The clarity of the second stage is like looking through a spotless window. You can see through it very well, almost as if the window were not there, but it is there. In the second stage, the self lies dormant but subtle self-grasping is present. In other words, seeing through a window, even a very clean one, is not the same as seeing through no window at all. Seeing through no window is one way of describing the state of enlightenment, which is the third stage. In utter clarity, the mind is unmoving. Why? Because there is no self-referential mind.
The third stage of silent illumination is the realization of quiescence and wakefulness, stillness and awareness, samadhi and prajna, all of which are different ways to describe mind’s natural state. Experiencing it for the first time is like suddenly dropping a thousand pounds from your shoulders—the heavy burdens of self-attachment, vexations, and habitual tendencies. Prior to that, you may not know exactly what self-attachment or vexations are. But once you are free from them, you clearly recognize them.

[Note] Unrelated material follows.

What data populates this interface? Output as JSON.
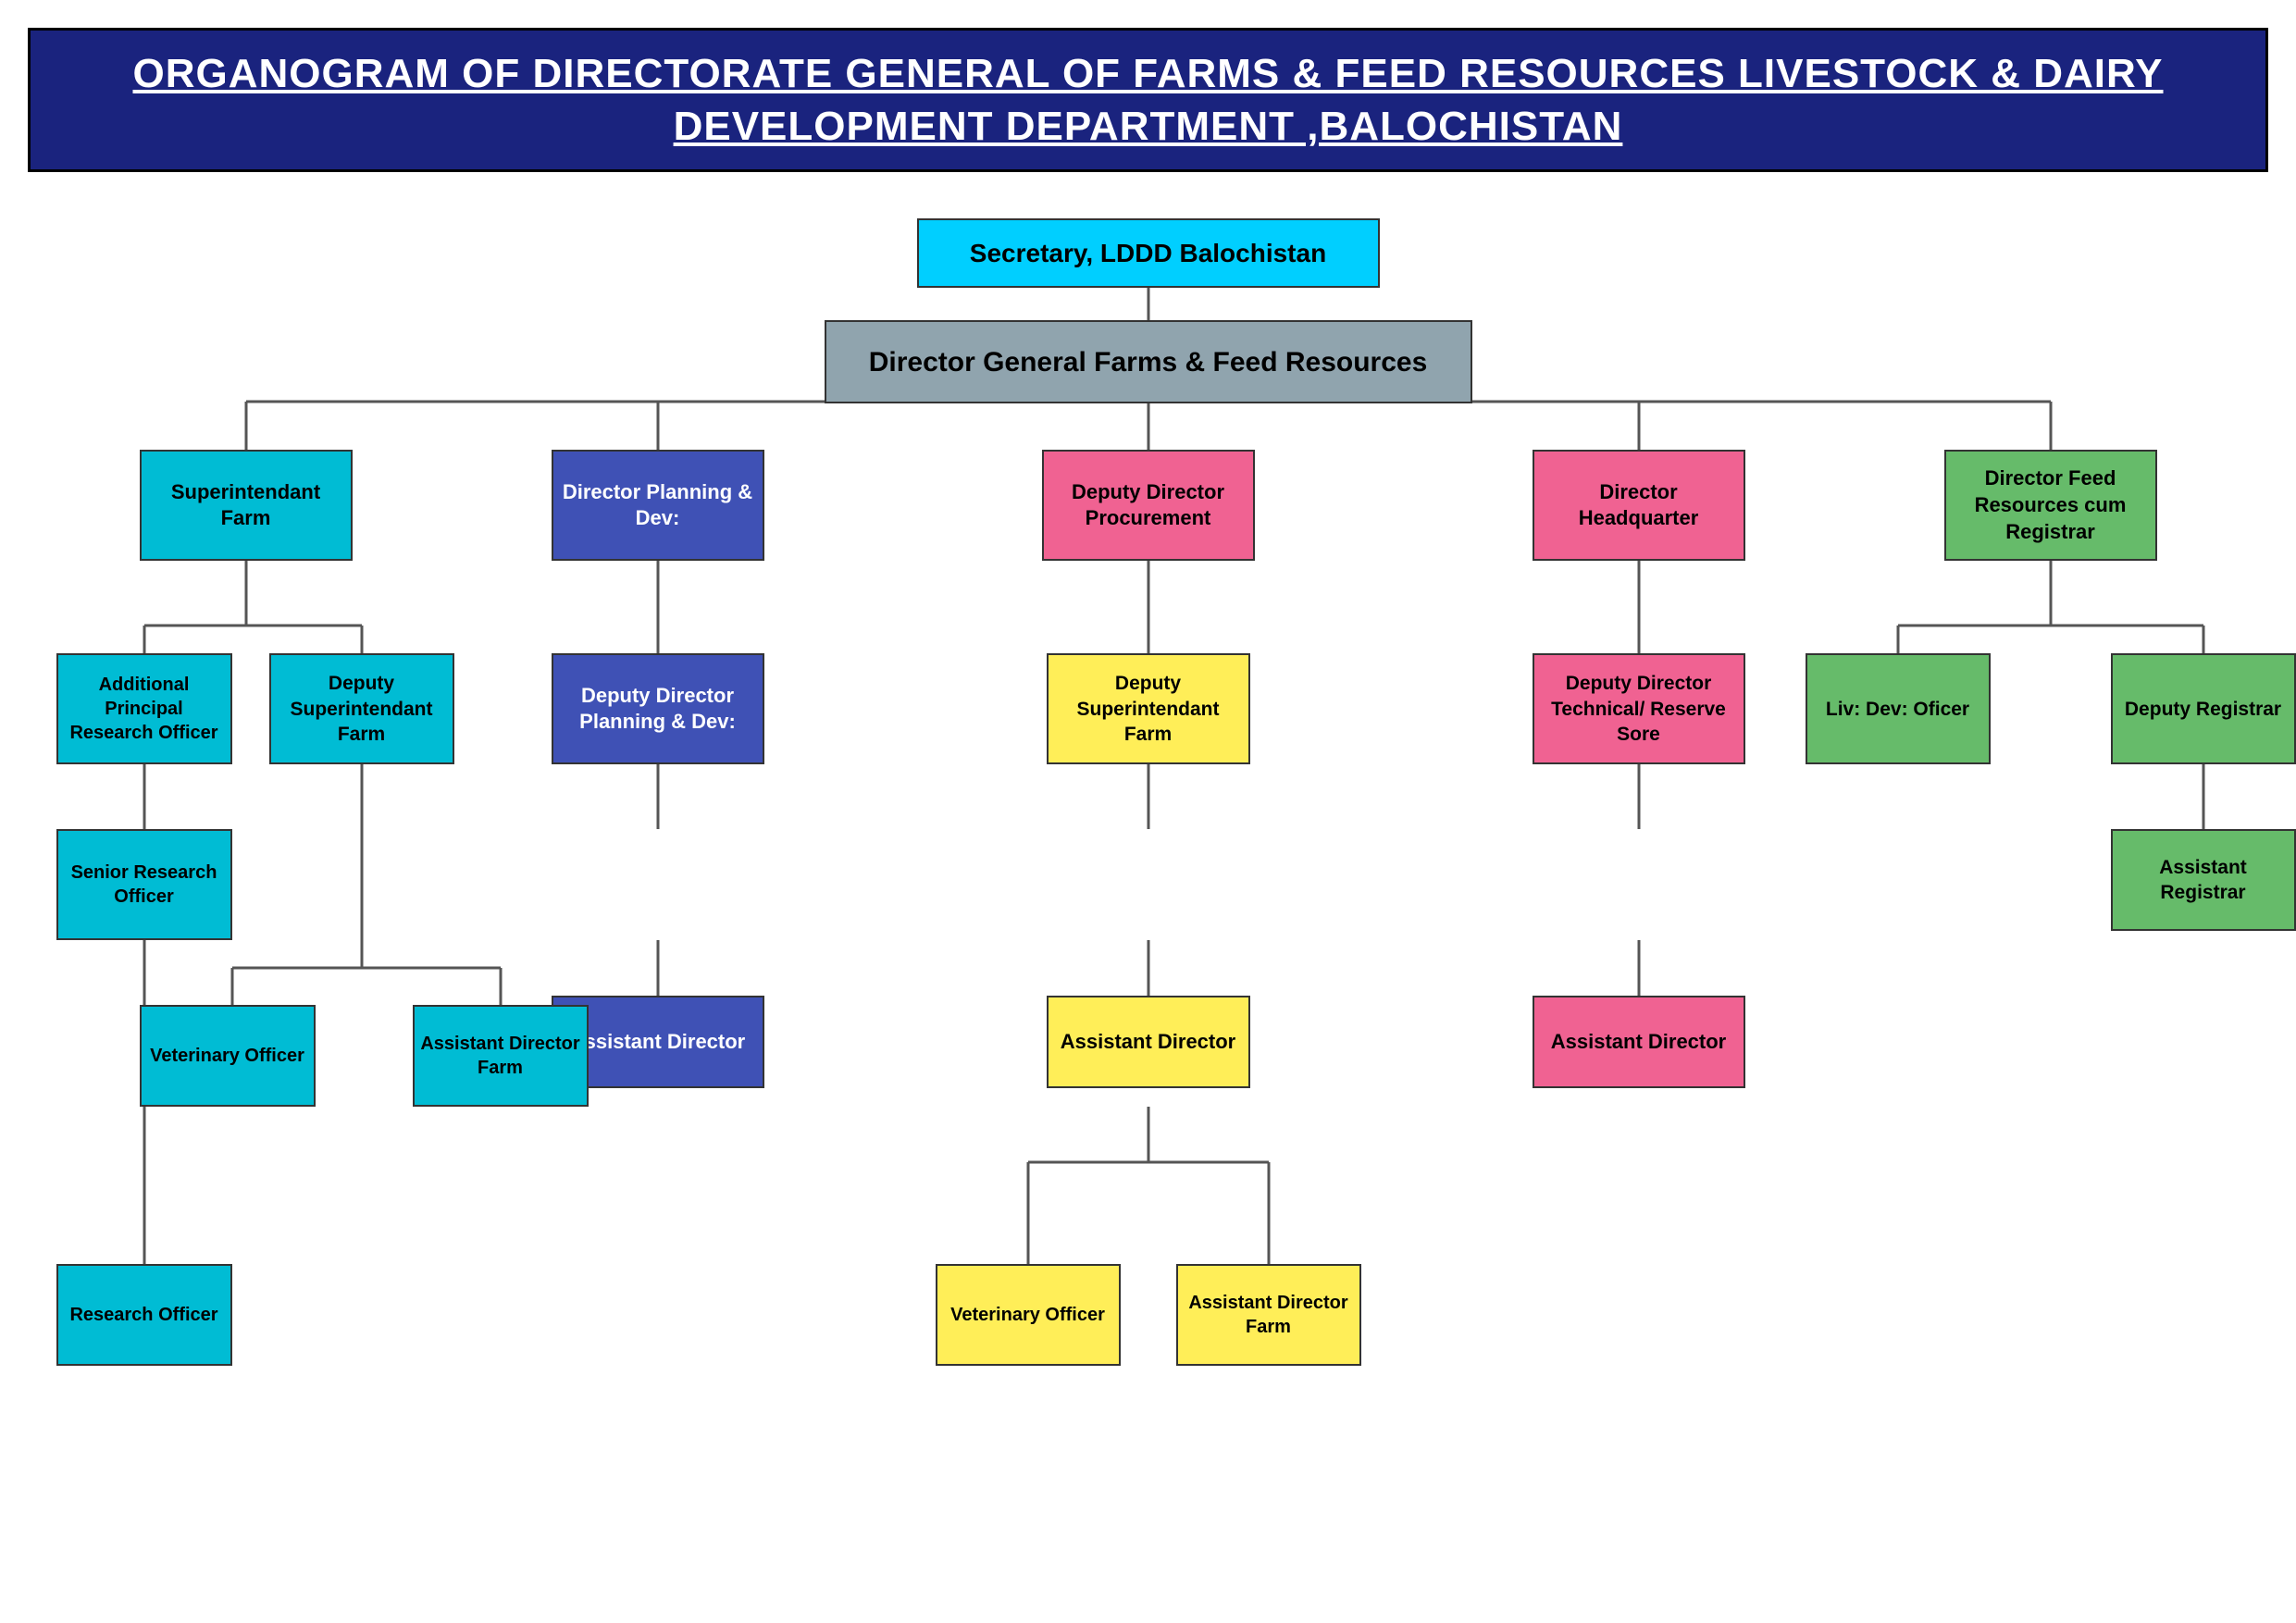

Self-attachment, vexations, and habitual tendencies run deep. So practitioners must work hard to experience enlightenment again and again until they can simply rest in mind’s natural state. The key is to practice diligently but seek no results.
By practicing in this way, our life gradually becomes completely integrated with wisdom and compassion, and even traces of “enlightenment” vanish. We are able to offer ourselves to everyone, like a lighthouse, helping all those who come our way, responding to their needs with*out contrivance. This is the perfection of silent illumination.
You might ask, “I’ve been practicing for ten years now—exactly when is this going to happen to me?” The difference between delusion and enlightenment is only a moment away. In an instant, you can be free from the constructs of your identity and see through the veil of your fabrications.